Exchange clampdowns continue in Korea and Japan
Regulators in Seoul are inspecting banks over crypto-money-laundering, while in Tokyo exchanges have been hit for failing know-your-customer rules
Financial regulators in South Korea and Japan are carrying out more inspections and sanctions on crypto-currency exchanges.
In Seoul, the government’s primary financial regulator has announced anti-money-laundering inspections at the three major domestic banks that provide services to crypto-currency exchanges.
The Financial Services Commission said on Monday it would be conducting inspections at NongHyup Bank, Kookmin Bank and Hana Bank between April 19 and April 25 to check that they are complying with South Korea’s strengthened anti-money-laundering and know-your-customer (KYC) rules.
The Korea Financial Intelligence Unit, a watchdog with the mandate to prevent money laundering and illegal financial flows, is also involved.
NongHyup Bank provides services to Coinone and Bithumb, two of South Korea’s largest cryptocurrency exchanges, according to crypto site CCN.
The Financial Services Commission and the Financial Intelligence Unit also conducted joint inspections of six Korean banks in January. They said at that time they would collect information and provide guidance with regard to providing regulatory compliance.
South Korean regulators, in line with their newly updated KYC rules, outlawed anonymous crypto-currency trading in January and also banned non-Koreans from trading in cryptos.

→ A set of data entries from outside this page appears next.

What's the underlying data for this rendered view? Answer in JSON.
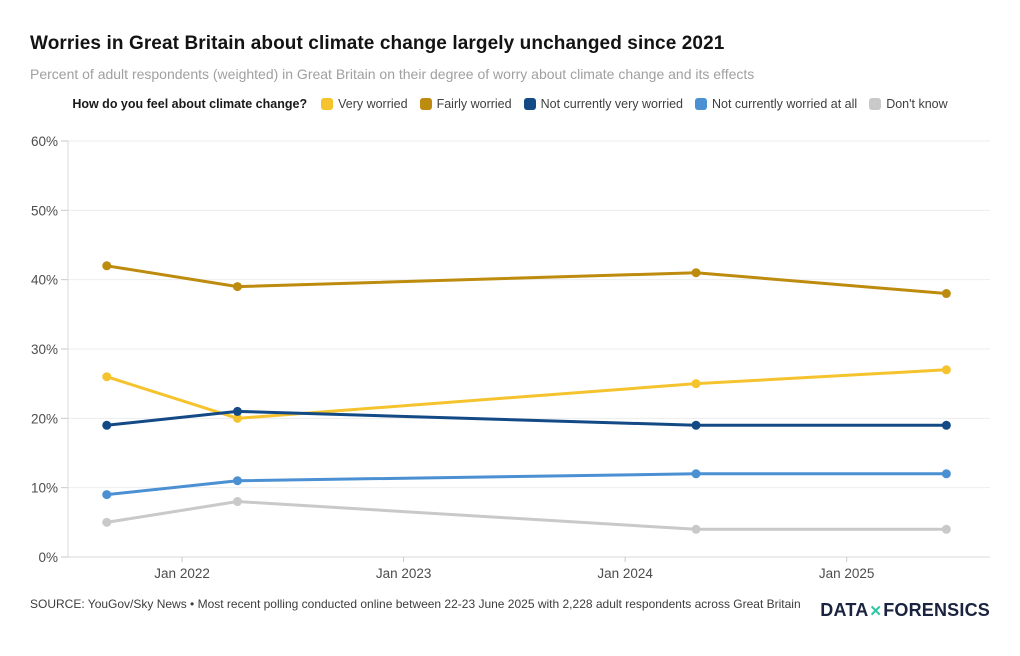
{
  "header": {
    "title": "Worries in Great Britain about climate change largely unchanged since 2021",
    "subtitle": "Percent of adult respondents (weighted) in Great Britain on their degree of worry about climate change and its effects"
  },
  "legend": {
    "question": "How do you feel about climate change?",
    "items": [
      {
        "label": "Very worried",
        "color": "#F5C32E"
      },
      {
        "label": "Fairly worried",
        "color": "#BD8B0D"
      },
      {
        "label": "Not currently very worried",
        "color": "#134A86"
      },
      {
        "label": "Not currently worried at all",
        "color": "#4A90D2"
      },
      {
        "label": "Don't know",
        "color": "#C9C9C9"
      }
    ]
  },
  "chart_data": {
    "type": "line",
    "x": [
      2021.66,
      2022.25,
      2024.32,
      2025.45
    ],
    "x_tick_years": [
      2022,
      2023,
      2024,
      2025
    ],
    "x_tick_labels": [
      "Jan 2022",
      "Jan 2023",
      "Jan 2024",
      "Jan 2025"
    ],
    "xlim": [
      2021.485,
      2025.647
    ],
    "ylim": [
      0,
      60
    ],
    "y_tick_step": 10,
    "y_tick_suffix": "%",
    "grid": true,
    "legend_position": "top",
    "series": [
      {
        "name": "Very worried",
        "color": "#F5C32E",
        "values": [
          26,
          20,
          25,
          27
        ]
      },
      {
        "name": "Fairly worried",
        "color": "#BD8B0D",
        "values": [
          42,
          39,
          41,
          38
        ]
      },
      {
        "name": "Not currently very worried",
        "color": "#134A86",
        "values": [
          19,
          21,
          19,
          19
        ]
      },
      {
        "name": "Not currently worried at all",
        "color": "#4A90D2",
        "values": [
          9,
          11,
          12,
          12
        ]
      },
      {
        "name": "Don't know",
        "color": "#C9C9C9",
        "values": [
          5,
          8,
          4,
          4
        ]
      }
    ]
  },
  "footer": {
    "source": "SOURCE: YouGov/Sky News • Most recent polling conducted online between 22-23 June 2025 with 2,228 adult respondents across Great Britain",
    "logo": {
      "part1": "DATA",
      "separator": "✕",
      "part2": "FORENSICS"
    }
  }
}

The Korean government is also expected to announce a crypto-currency taxation framework later this year.
In Japan, its financial regulator has suspended two crypto-currency exchanges for eight weeks for failing KYC rules. The Financial Services Agency banned the Eternal Link and FSHO exchanges until June after inspections revealed a lack of procedures around reporting suspicious transactions. The Eternal Link was also sanctioned for violating Japanese laws about using customer deposits for company expenses.
Japan’s Financial Services Agency has been ramping up supervision of crypto-currency exchanges after the world’s biggest crypto heist saw $500 million-worth of digital tokens stolen from the Tokyo-based Coincheck exchange in January 2018.
Japan and South Korea are the world’s second- and third-biggest biggest crypto-trading markets respectively, according to the BBC, after the United States.